In late April, United Fund officials and supporters celebrated a $490,000 total raised for 2017-2018, but that slate has been wiped clean with the beginning of the 2018-19 campaign.
It kicked off last Saturday with the annual Downtown Rocks & Runs event, and now fund organizers are buckling down for a major push to provide vital financial support to 26 different member agencies serving the community.
Those range from rescue squads to a homeless shelter and scouting organizations.
Music festival planned
The 2018-19 campaign already is eyeing one obstacle compared to last year, according to Merry Craig Boaz, United Fund executive director.
“We’ve had some changes in grant monies that we have gotten for years,” Boaz said Friday, which has left the United Fund trying to make up the shortfall.
“So one thing we’re going to do this year is a music festival on Oct. 6,” she said.

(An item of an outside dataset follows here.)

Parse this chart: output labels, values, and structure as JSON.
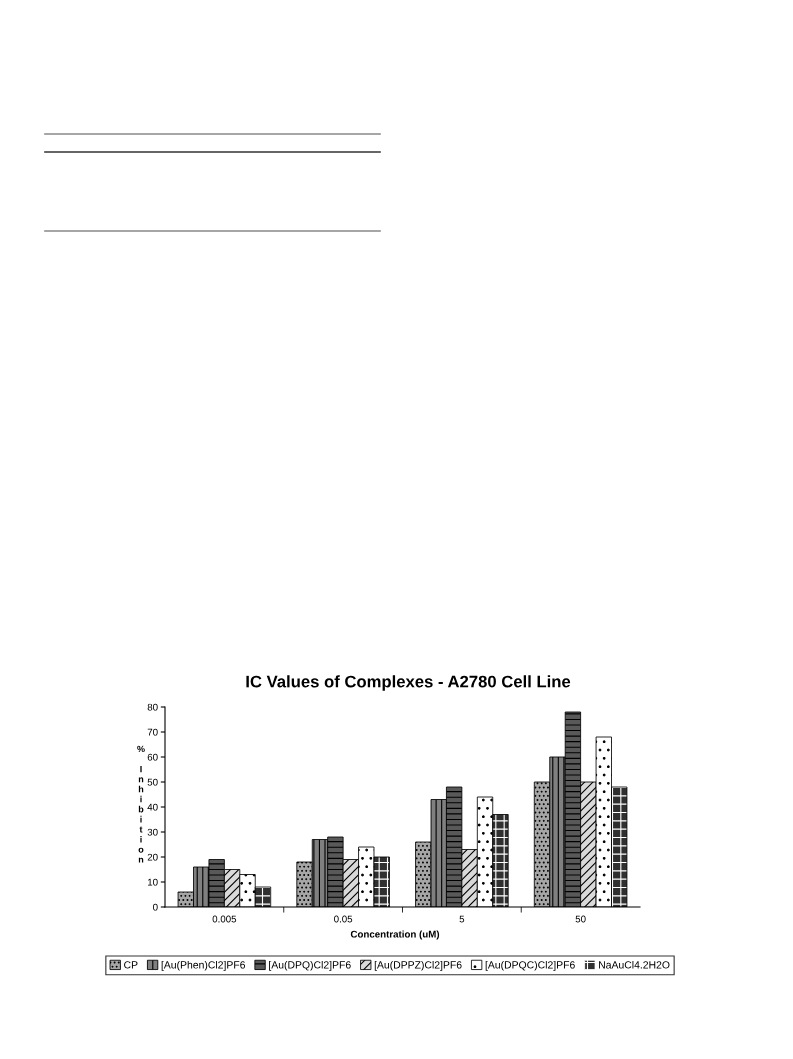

The Granite City Rhythm and Brews event will be held at Veterans Memorial Park, featuring multiple musical groups, food trucks and beer trucks.
“It’s sort of a two-fold thing,” Boaz explained. “It’s another opportunity to fund-raise, also it’s a different kind of event — it’s something new we’re trying.”
Boaz says the music festival reflects the need for the United Fund to be more creative in its approaches. “The way people give is really changing,” she added, which requires new ways to reach the public.
Work sites a key
Aside from special events to raise money, the United Fund will be relying on its traditional methods.
“We still place a lot of emphasis on our workplace campaign,” Boaz said, which is the lifeblood of the United Fund each year.
About 60 percent of the monetary goal is achieved through that measure.
For the 2017-18 fundraising effort, 35 individual workplace campaigns were initiated throughout the county. More than 1,600 people participated in those efforts, either through designating a portion of their paychecks or by making one-time gifts.
Boaz specifically mentioned Altec Inc., a relatively new industry in Surry County which has become a key supporter of the United Fund.
Altec received the Pat Woltz Way to Glow Award for the campaign for mounting an employee effort demonstrating the most creativity, participation and commitment to the community. This resulted in a tripling of the number of employees participating and a 130-percent increase in total pledges from Altec.
“Those kinds of workplace campaigns are tremendous for us,” Boaz said Friday.
Civic clubs and other organizations also are targeted with the same idea in mind: that more funding impact can be made as a group rather than singularly, although the United Fund certainly welcomes any individual contributions.
In addition to contacts made by United Fund representatives, anyone interested in participating in workplace or other efforts is urged to be proactive by reaching out to Boaz or Will Sheppard, the chairman of this year’s campaign.
“I would encourage any local business or company to contact me in reference to a workplace campaign,” Boaz said.
This can be done via email at email@example.com.
Those wishing to support the United Fund also can call its office at (336) 789-3087 or direct general inquiries to firstname.lastname@example.org.
The 2018-2019 campaign will run until the end of March.